Other NBA owners actively, often primarily, profit from the immiseration of working people. Bucks owner Wes Edens is either a “subprime scion” if you read the New York Post or the “king of subprime lending” if you read the Wall Street Journal. Rockets owner Leslie Alexander owns a stake in a for-profit student loan company. Richard DeVos, the nonagenarian owner of the Orlando Magic, made his fortune running a pyramid scheme and funds organizations that fight against LGBT rights. Dan Gilbert, the typographically creative owner of the Cleveland Cavaliers — last seen standing athwart the boneheaded double of anointing the inexperienced Chauncey Billups to run his organization, then lowballing the TV commentator into turning the gig down — rode into his native Detroit on a white horse, promising to alleviate the urban blight that his company, Quicken Loans, had been instrumental in creating.

The players aren’t blameless. Many of them, most notably Michael Jordan, who crossed over and bought the Charlotte Hornets, see themselves as tycoons in the making, not laborers. In other words, they see ownership as role models, not the people keeping them down. Under the leadership of Chris Paul, the players’ union has fought for provisions like the supermax contract (which benefits superstars and teams) instead of using that negotiating capital to go after something, like abolishing the draft or restricted free agency, or even a higher percentage of revenue, that would have been a greater benefit to the union’s poorest members. Even among workers, the rich exploit the poor.

After all, Durant and Nowitzki could have demanded to be paid what they’re worth. Nowitzki in particular, as the immensely popular face of a franchise that’s treading water, is the rare athlete who could win the PR battle in a contract dispute against the abrasive Cuban.

Perhaps Nowitzki and the Mavericks have a handshake deal regarding Nowitzki’s post-basketball career, but a sinecure special assistant to the GM role likely wouldn’t pay $10 million a year — even if the whole arrangement didn’t smack of cap circumvention. And sure, being close to Silicon Valley helps Durant network with the business leaders he might one day hope to become, though in the age of videoconferencing and private jets, physical location matters much less than it used to.
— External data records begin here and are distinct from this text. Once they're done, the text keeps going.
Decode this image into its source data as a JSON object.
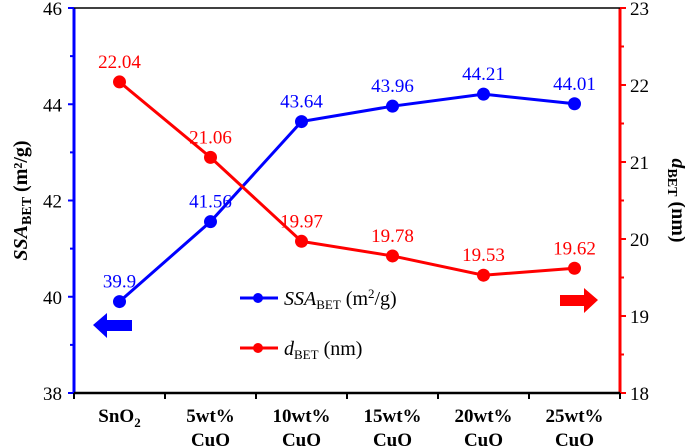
{
  "chart_data": {
    "type": "line",
    "categories": [
      [
        "SnO",
        "2"
      ],
      [
        "5wt%",
        "CuO"
      ],
      [
        "10wt%",
        "CuO"
      ],
      [
        "15wt%",
        "CuO"
      ],
      [
        "20wt%",
        "CuO"
      ],
      [
        "25wt%",
        "CuO"
      ]
    ],
    "series": [
      {
        "name": "SSA_BET (m²/g)",
        "axis": "left",
        "color": "#0000ff",
        "values": [
          39.9,
          41.56,
          43.64,
          43.96,
          44.21,
          44.01
        ],
        "labels": [
          "39.9",
          "41.56",
          "43.64",
          "43.96",
          "44.21",
          "44.01"
        ]
      },
      {
        "name": "d_BET (nm)",
        "axis": "right",
        "color": "#ff0000",
        "values": [
          22.04,
          21.06,
          19.97,
          19.78,
          19.53,
          19.62
        ],
        "labels": [
          "22.04",
          "21.06",
          "19.97",
          "19.78",
          "19.53",
          "19.62"
        ]
      }
    ],
    "left_axis": {
      "label_main": "SSA",
      "label_sub": "BET",
      "label_unit": " (m²/g)",
      "ylim": [
        38,
        46
      ],
      "ticks": [
        "38",
        "40",
        "42",
        "44",
        "46"
      ],
      "color": "#0000ff"
    },
    "right_axis": {
      "label_main": "d",
      "label_sub": "BET",
      "label_unit": " (nm)",
      "ylim": [
        18,
        23
      ],
      "ticks": [
        "18",
        "19",
        "20",
        "21",
        "22",
        "23"
      ],
      "color": "#ff0000"
    },
    "legend": {
      "placement": "center-bottom",
      "items": [
        {
          "main": "SSA",
          "sub": "BET",
          "unit": " (m",
          "sup": "2",
          "tail": "/g)"
        },
        {
          "main": "d",
          "sub": "BET",
          "unit": " (nm)"
        }
      ]
    },
    "arrows": {
      "left_arrow_color": "#0000ff",
      "right_arrow_color": "#ff0000"
    },
    "grid": false
  }
}
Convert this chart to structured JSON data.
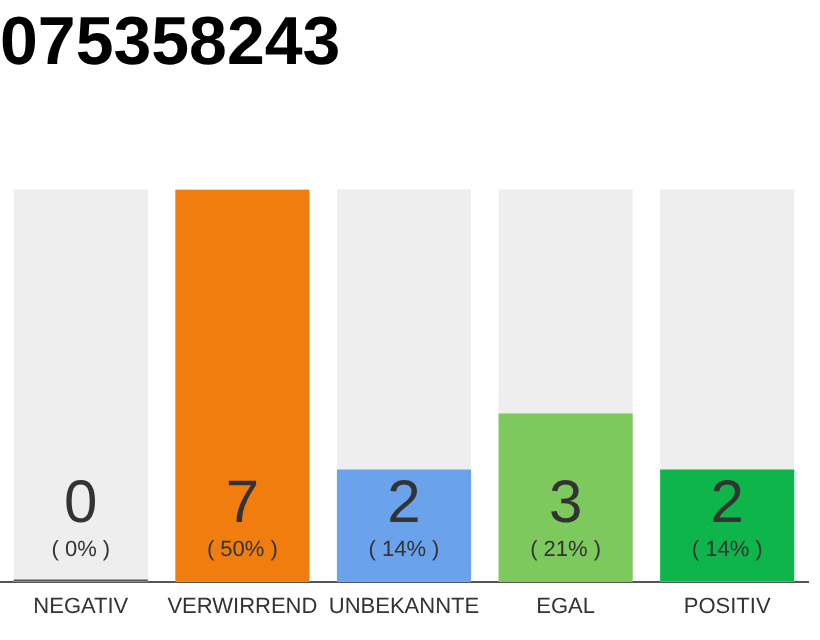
{
  "chart_data": {
    "type": "bar",
    "title": "075358243",
    "categories": [
      "NEGATIV",
      "VERWIRREND",
      "UNBEKANNTE",
      "EGAL",
      "POSITIV"
    ],
    "values": [
      0,
      7,
      2,
      3,
      2
    ],
    "colors": [
      "#555555",
      "#f07d0e",
      "#6aa3ec",
      "#7dc95e",
      "#0db54a"
    ],
    "tick_labels": "x",
    "grid": false,
    "legend": false,
    "value_labels": [
      "0\n( 0% )",
      "7\n( 50% )",
      "2\n( 14% )",
      "3\n( 21% )",
      "2\n( 14% )"
    ]
  }
}
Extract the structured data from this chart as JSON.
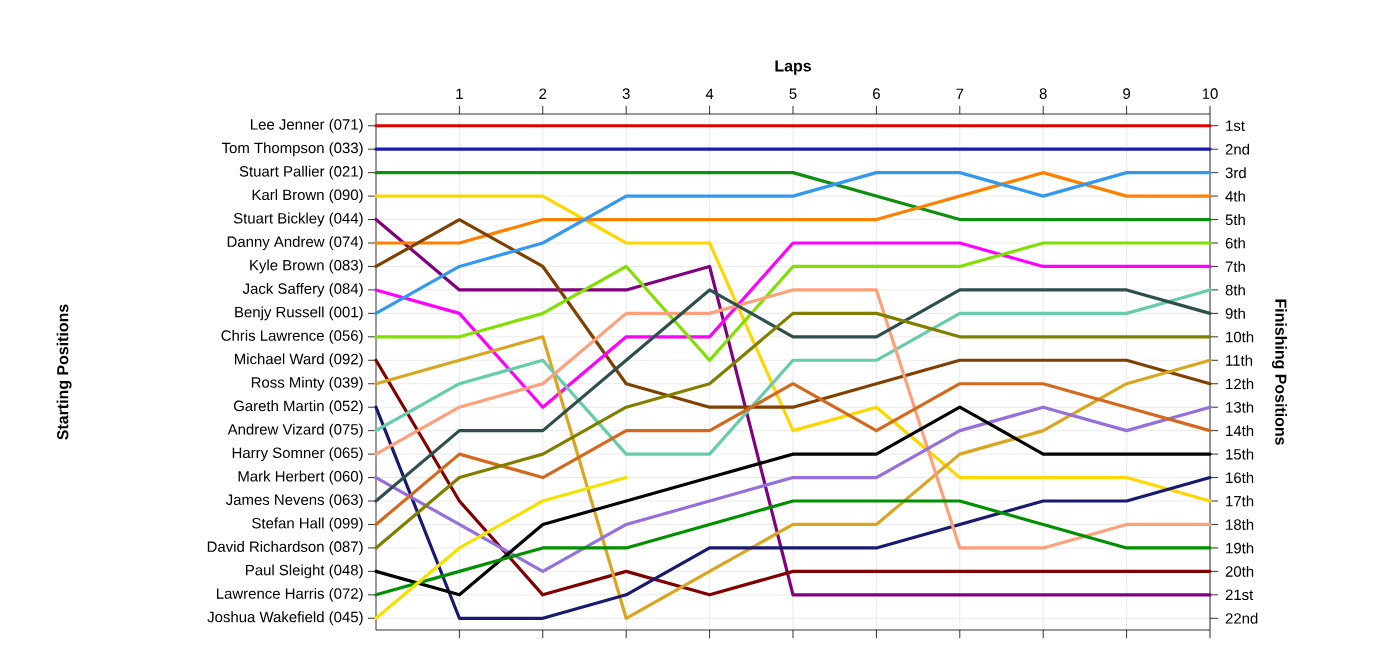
{
  "chart_data": {
    "type": "line",
    "xlabel": "Laps",
    "ylabel": "Finishing Positions",
    "x": [
      0,
      1,
      2,
      3,
      4,
      5,
      6,
      7,
      8,
      9,
      10
    ],
    "xlim": [
      0,
      10
    ],
    "xticks": [
      1,
      2,
      3,
      4,
      5,
      6,
      7,
      8,
      9,
      10
    ],
    "annotations": [
      "Starting Positions",
      "Lee Jenner (071)",
      "Tom Thompson (033)",
      "Stuart Pallier (021)",
      "Karl Brown (090)",
      "Stuart Bickley (044)",
      "Danny Andrew (074)",
      "Kyle Brown (083)",
      "Jack Saffery (084)",
      "Benjy Russell (001)",
      "Chris Lawrence (056)",
      "Michael Ward (092)",
      "Ross Minty (039)",
      "Gareth Martin (052)",
      "Andrew Vizard (075)",
      "Harry Somner (065)",
      "Mark Herbert (060)",
      "James Nevens (063)",
      "Stefan Hall (099)",
      "David Richardson (087)",
      "Paul Sleight (048)",
      "Lawrence Harris (072)",
      "Joshua Wakefield (045)"
    ],
    "ylim": [
      22.5,
      0.5
    ],
    "yticks": [
      {
        "value": 1,
        "label": "1st"
      },
      {
        "value": 2,
        "label": "2nd"
      },
      {
        "value": 3,
        "label": "3rd"
      },
      {
        "value": 4,
        "label": "4th"
      },
      {
        "value": 5,
        "label": "5th"
      },
      {
        "value": 6,
        "label": "6th"
      },
      {
        "value": 7,
        "label": "7th"
      },
      {
        "value": 8,
        "label": "8th"
      },
      {
        "value": 9,
        "label": "9th"
      },
      {
        "value": 10,
        "label": "10th"
      },
      {
        "value": 11,
        "label": "11th"
      },
      {
        "value": 12,
        "label": "12th"
      },
      {
        "value": 13,
        "label": "13th"
      },
      {
        "value": 14,
        "label": "14th"
      },
      {
        "value": 15,
        "label": "15th"
      },
      {
        "value": 16,
        "label": "16th"
      },
      {
        "value": 17,
        "label": "17th"
      },
      {
        "value": 18,
        "label": "18th"
      },
      {
        "value": 19,
        "label": "19th"
      },
      {
        "value": 20,
        "label": "20th"
      },
      {
        "value": 21,
        "label": "21st"
      },
      {
        "value": 22,
        "label": "22nd"
      }
    ],
    "grid": true,
    "series": [
      {
        "color": "#e00000",
        "values": [
          1,
          1,
          1,
          1,
          1,
          1,
          1,
          1,
          1,
          1,
          1
        ]
      },
      {
        "color": "#1a1ab0",
        "values": [
          2,
          2,
          2,
          2,
          2,
          2,
          2,
          2,
          2,
          2,
          2
        ]
      },
      {
        "color": "#109010",
        "values": [
          3,
          3,
          3,
          3,
          3,
          3,
          4,
          5,
          5,
          5,
          5
        ]
      },
      {
        "color": "#ffd700",
        "values": [
          4,
          4,
          4,
          6,
          6,
          14,
          13,
          16,
          16,
          16,
          17
        ]
      },
      {
        "color": "#800080",
        "values": [
          5,
          8,
          8,
          8,
          7,
          21,
          21,
          21,
          21,
          21,
          21
        ]
      },
      {
        "color": "#ff8000",
        "values": [
          6,
          6,
          5,
          5,
          5,
          5,
          5,
          4,
          3,
          4,
          4
        ]
      },
      {
        "color": "#804000",
        "values": [
          7,
          5,
          7,
          12,
          13,
          13,
          12,
          11,
          11,
          11,
          12
        ]
      },
      {
        "color": "#ff00ff",
        "values": [
          8,
          9,
          13,
          10,
          10,
          6,
          6,
          6,
          7,
          7,
          7
        ]
      },
      {
        "color": "#3399ee",
        "values": [
          9,
          7,
          6,
          4,
          4,
          4,
          3,
          3,
          4,
          3,
          3
        ]
      },
      {
        "color": "#80e000",
        "values": [
          10,
          10,
          9,
          7,
          11,
          7,
          7,
          7,
          6,
          6,
          6
        ]
      },
      {
        "color": "#800000",
        "values": [
          11,
          17,
          21,
          20,
          21,
          20,
          20,
          20,
          20,
          20,
          20
        ]
      },
      {
        "color": "#daa520",
        "values": [
          12,
          11,
          10,
          22,
          20,
          18,
          18,
          15,
          14,
          12,
          11
        ]
      },
      {
        "color": "#191970",
        "values": [
          13,
          22,
          22,
          21,
          19,
          19,
          19,
          18,
          17,
          17,
          16
        ]
      },
      {
        "color": "#66cdaa",
        "values": [
          14,
          12,
          11,
          15,
          15,
          11,
          11,
          9,
          9,
          9,
          8
        ]
      },
      {
        "color": "#ffa07a",
        "values": [
          15,
          13,
          12,
          9,
          9,
          8,
          8,
          19,
          19,
          18,
          18
        ]
      },
      {
        "color": "#9370db",
        "values": [
          16,
          18,
          20,
          18,
          17,
          16,
          16,
          14,
          13,
          14,
          13
        ]
      },
      {
        "color": "#2f4f4f",
        "values": [
          17,
          14,
          14,
          11,
          8,
          10,
          10,
          8,
          8,
          8,
          9
        ]
      },
      {
        "color": "#d2691e",
        "values": [
          18,
          15,
          16,
          14,
          14,
          12,
          14,
          12,
          12,
          13,
          14
        ]
      },
      {
        "color": "#808000",
        "values": [
          19,
          16,
          15,
          13,
          12,
          9,
          9,
          10,
          10,
          10,
          10
        ]
      },
      {
        "color": "#000000",
        "values": [
          20,
          21,
          18,
          17,
          16,
          15,
          15,
          13,
          15,
          15,
          15
        ]
      },
      {
        "color": "#009000",
        "values": [
          21,
          20,
          19,
          19,
          18,
          17,
          17,
          17,
          18,
          19,
          19
        ]
      },
      {
        "color": "#f5e100",
        "values": [
          22,
          19,
          17,
          16,
          null,
          null,
          null,
          null,
          null,
          null,
          null
        ]
      }
    ]
  }
}
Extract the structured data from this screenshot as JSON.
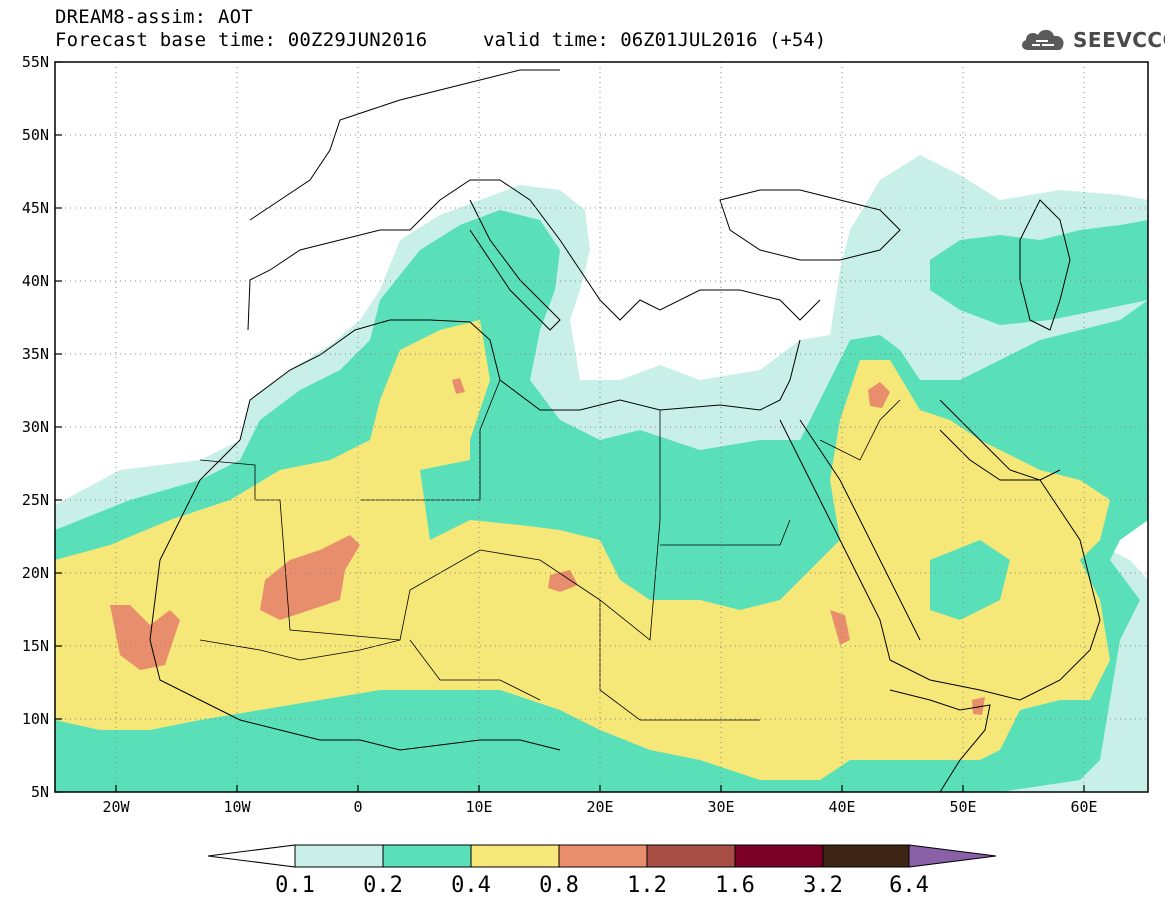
{
  "header": {
    "title": "DREAM8-assim: AOT",
    "base_time": "Forecast base time: 00Z29JUN2016",
    "valid_time": "valid time: 06Z01JUL2016 (+54)"
  },
  "logo": {
    "text": "SEEVCCC",
    "icon": "cloud-icon"
  },
  "map": {
    "lon_range": [
      -25,
      65
    ],
    "lat_range": [
      5,
      55
    ],
    "lat_ticks": [
      "55N",
      "50N",
      "45N",
      "40N",
      "35N",
      "30N",
      "25N",
      "20N",
      "15N",
      "10N",
      "5N"
    ],
    "lon_ticks": [
      "20W",
      "10W",
      "0",
      "10E",
      "20E",
      "30E",
      "40E",
      "50E",
      "60E"
    ],
    "grid": "dotted"
  },
  "legend": {
    "levels": [
      "0.1",
      "0.2",
      "0.4",
      "0.8",
      "1.2",
      "1.6",
      "3.2",
      "6.4"
    ],
    "colors": {
      "below": "#ffffff",
      "c1": "#c8f0e8",
      "c2": "#5ae0b8",
      "c3": "#f6e878",
      "c4": "#e88e6c",
      "c5": "#a84e44",
      "c6": "#7a0026",
      "c7": "#3c2414",
      "above": "#8a60a8"
    }
  }
}
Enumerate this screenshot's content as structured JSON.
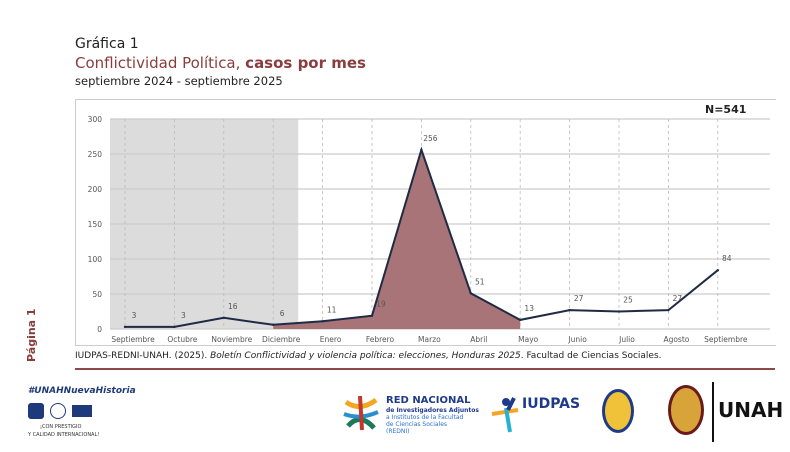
{
  "header": {
    "label": "Gráfica 1",
    "title_regular": "Conflictividad Política, ",
    "title_bold": "casos por mes",
    "subtitle": "septiembre 2024 - septiembre 2025"
  },
  "chart_data": {
    "type": "area",
    "categories": [
      "Septiembre",
      "Octubre",
      "Noviembre",
      "Diciembre",
      "Enero",
      "Febrero",
      "Marzo",
      "Abril",
      "Mayo",
      "Junio",
      "Julio",
      "Agosto",
      "Septiembre"
    ],
    "values": [
      3,
      3,
      16,
      6,
      11,
      19,
      256,
      51,
      13,
      27,
      25,
      27,
      84
    ],
    "ylim": [
      0,
      300
    ],
    "yticks": [
      0,
      50,
      100,
      150,
      200,
      250,
      300
    ],
    "shaded_period": [
      "Septiembre",
      "Diciembre"
    ],
    "highlight_fill_range": [
      "Diciembre",
      "Mayo"
    ],
    "total_label": "N=541",
    "colors": {
      "line": "#1f2a44",
      "fill": "#a87478",
      "shade": "#dcdcdc"
    }
  },
  "source": {
    "prefix": "IUDPAS-REDNI-UNAH. (2025). ",
    "title": "Boletín Conflictividad y violencia política: elecciones, Honduras 2025",
    "suffix": ". Facultad de Ciencias Sociales."
  },
  "page_label": "Página 1",
  "footer": {
    "hashtag": "#UNAHNuevaHistoria",
    "motto1": "¡CON PRESTIGIO",
    "motto2": "Y CALIDAD INTERNACIONAL!",
    "redni_title": "RED NACIONAL",
    "redni_sub": "de Investigadores Adjuntos",
    "redni_l2": "a Institutos de la Facultad",
    "redni_l3": "de Ciencias Sociales",
    "redni_l4": "(REDNI)",
    "iudpas": "IUDPAS",
    "unah": "UNAH"
  }
}
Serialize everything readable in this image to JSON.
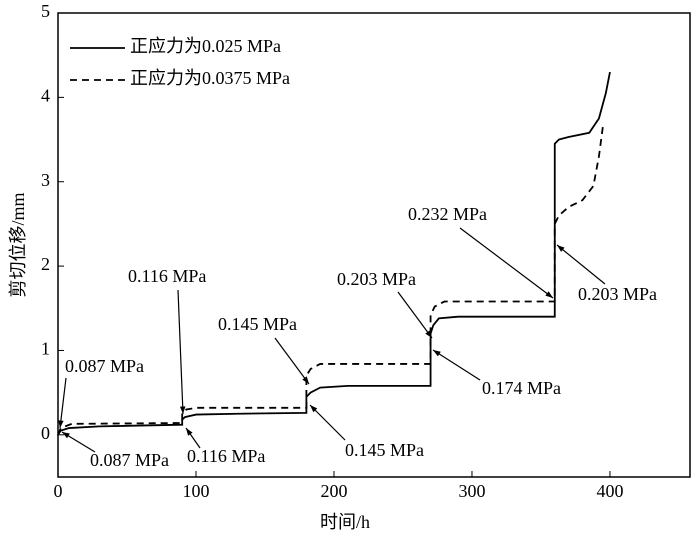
{
  "chart_data": {
    "type": "line",
    "xlabel": "时间/h",
    "ylabel": "剪切位移/mm",
    "xlim": [
      0,
      458
    ],
    "ylim": [
      -0.5,
      5
    ],
    "xticks": [
      0,
      100,
      200,
      300,
      400
    ],
    "yticks": [
      0,
      1,
      2,
      3,
      4,
      5
    ],
    "legend": "upper left",
    "series": [
      {
        "name": "正应力为0.025 MPa",
        "color": "#000000",
        "dash": false,
        "x": [
          0,
          2,
          8,
          30,
          90,
          90,
          92,
          100,
          130,
          180,
          180,
          183,
          190,
          210,
          270,
          270,
          272,
          276,
          290,
          360,
          360,
          363,
          370,
          385,
          392,
          397,
          400
        ],
        "values": [
          0,
          0.05,
          0.08,
          0.1,
          0.12,
          0.18,
          0.21,
          0.24,
          0.25,
          0.26,
          0.45,
          0.5,
          0.56,
          0.58,
          0.58,
          1.2,
          1.3,
          1.38,
          1.4,
          1.4,
          3.45,
          3.5,
          3.53,
          3.58,
          3.75,
          4.05,
          4.3
        ]
      },
      {
        "name": "正应力为0.0375 MPa",
        "color": "#000000",
        "dash": true,
        "x": [
          0,
          2,
          10,
          90,
          90,
          93,
          100,
          180,
          180,
          183,
          190,
          270,
          270,
          273,
          280,
          360,
          360,
          363,
          370,
          380,
          388,
          392,
          395
        ],
        "values": [
          0,
          0.08,
          0.13,
          0.14,
          0.26,
          0.3,
          0.32,
          0.32,
          0.7,
          0.78,
          0.84,
          0.84,
          1.42,
          1.52,
          1.58,
          1.58,
          2.5,
          2.6,
          2.7,
          2.78,
          2.95,
          3.3,
          3.67
        ]
      }
    ],
    "annotations": [
      "0.087 MPa",
      "0.087 MPa",
      "0.116 MPa",
      "0.116 MPa",
      "0.145 MPa",
      "0.145 MPa",
      "0.203 MPa",
      "0.174 MPa",
      "0.232 MPa",
      "0.203 MPa"
    ]
  }
}
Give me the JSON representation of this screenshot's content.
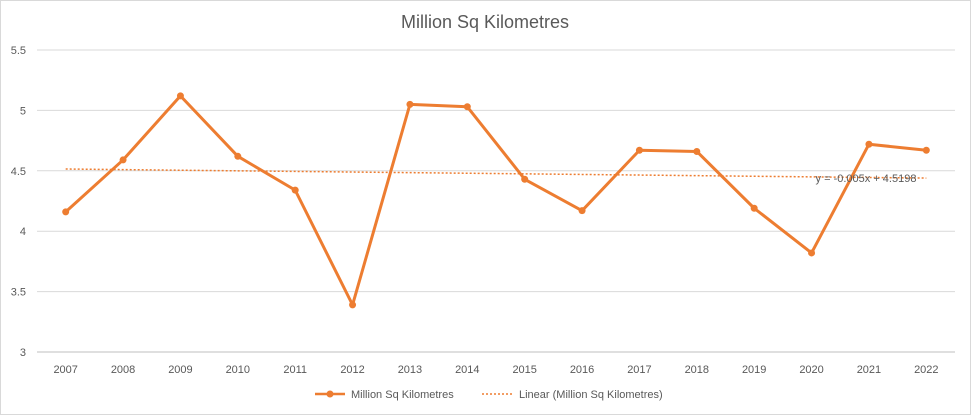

Durant was a global icon when he played in Oklahoma City, after all. And though it’s been said that both Nowitzki and Durant could make their money back through endorsements, Nowitzki has famously eschewed endorsement deals, except for his Nike contract, and it doesn’t matter if Durant makes the money back through endorsements. Why couldn’t he have signed the bigger deal and still garnered all the same endorsements?

Besides, a couple of lost millions for super-rich athletes aren’t the real problem here.

In today’s American labor culture, demanding to be paid the value of your labor is frequently painted as “not being a team player,” which is a cardinal sin for a team sport athlete. Athletes are trained not only to play a game, but to be obedient and to respect people in power just because they’re powerful, and regardless of whether they’re shown the same respect in return. When Durant or Nowitzki — themselves both worth hundreds of millions of dollars — gets mesmerized by that power, it’s not a huge deal. But when the lessons of those relationships get translated to ordinary worker-employer relationships, it is. When was the last time your boss used the phrase “be a team player” and gave you good news? Why should you sacrifice for your employer?

Suffice it to say, I’d rather the odd $10 million go to the players, and not the owners. And unless you’re in the business of ripping off housewives or saddling college kids with lifelong debt or kicking people out of their homes, so should you.